Ms. Kelly is competent and values her independence. The interventions put in place by the hospital social worker, the multidisciplinary discharge planning team, Ms. K’s adult children, Home Health, communication network and Ms. K. herself will address her needs upon discharge.

Ms. Kelly and her children have also received education in advanced directives. The family will consult with an elder law attorney to prepare these legal documents as soon as Ms. K. is able. Should she no longer be able to live alone, her daughter has agreed to care for her mother in her home. Ms. K. has agreed but hopes that that move will not be necessary.

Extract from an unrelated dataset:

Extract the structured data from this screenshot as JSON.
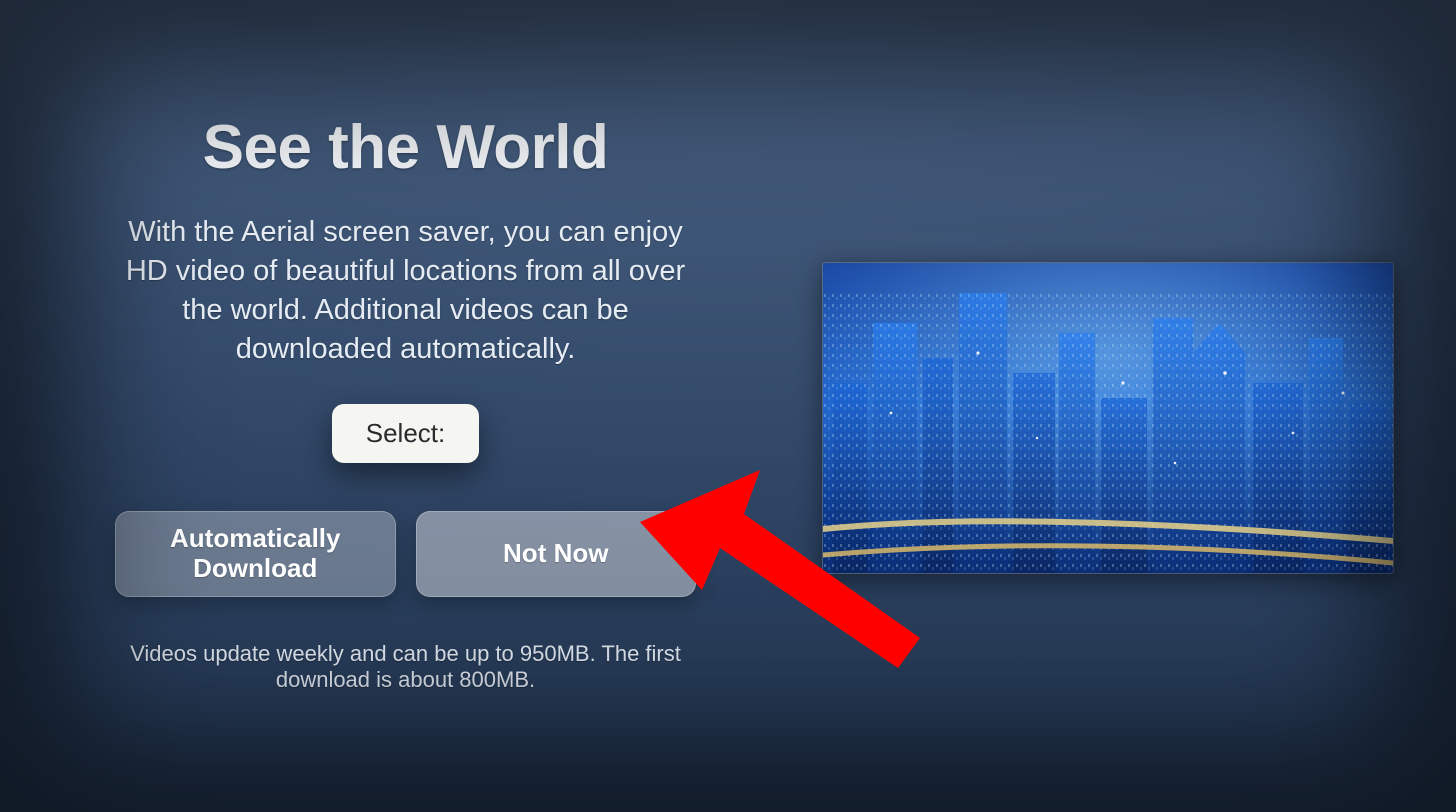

A team member will make monthly home visits to Ms. Kelly to assess her progress as well as the program. The team’s motto is, “an ounce of prevention is worth a pound of cure.”


Bulat, Tatjana, (2005).  Fall Prevention in the Elderly. Lecture.

Goins, Lora. (2005).  Getting to the Heart of Diabetes.  Lecture.

Hart-Hughes, Stephanie. (2005). Fall Prevention in the Elderly. Lecture. 

McIlvance, Jessica, (2005).  Coping With Arthritis in Diverse Elders. Lecture. 

National Center for Injury Prevention and Control. 2005. 19 June 2005 

Rutledge, Michelle. (2005). Fall Prevention in the Elderly.  Lecture.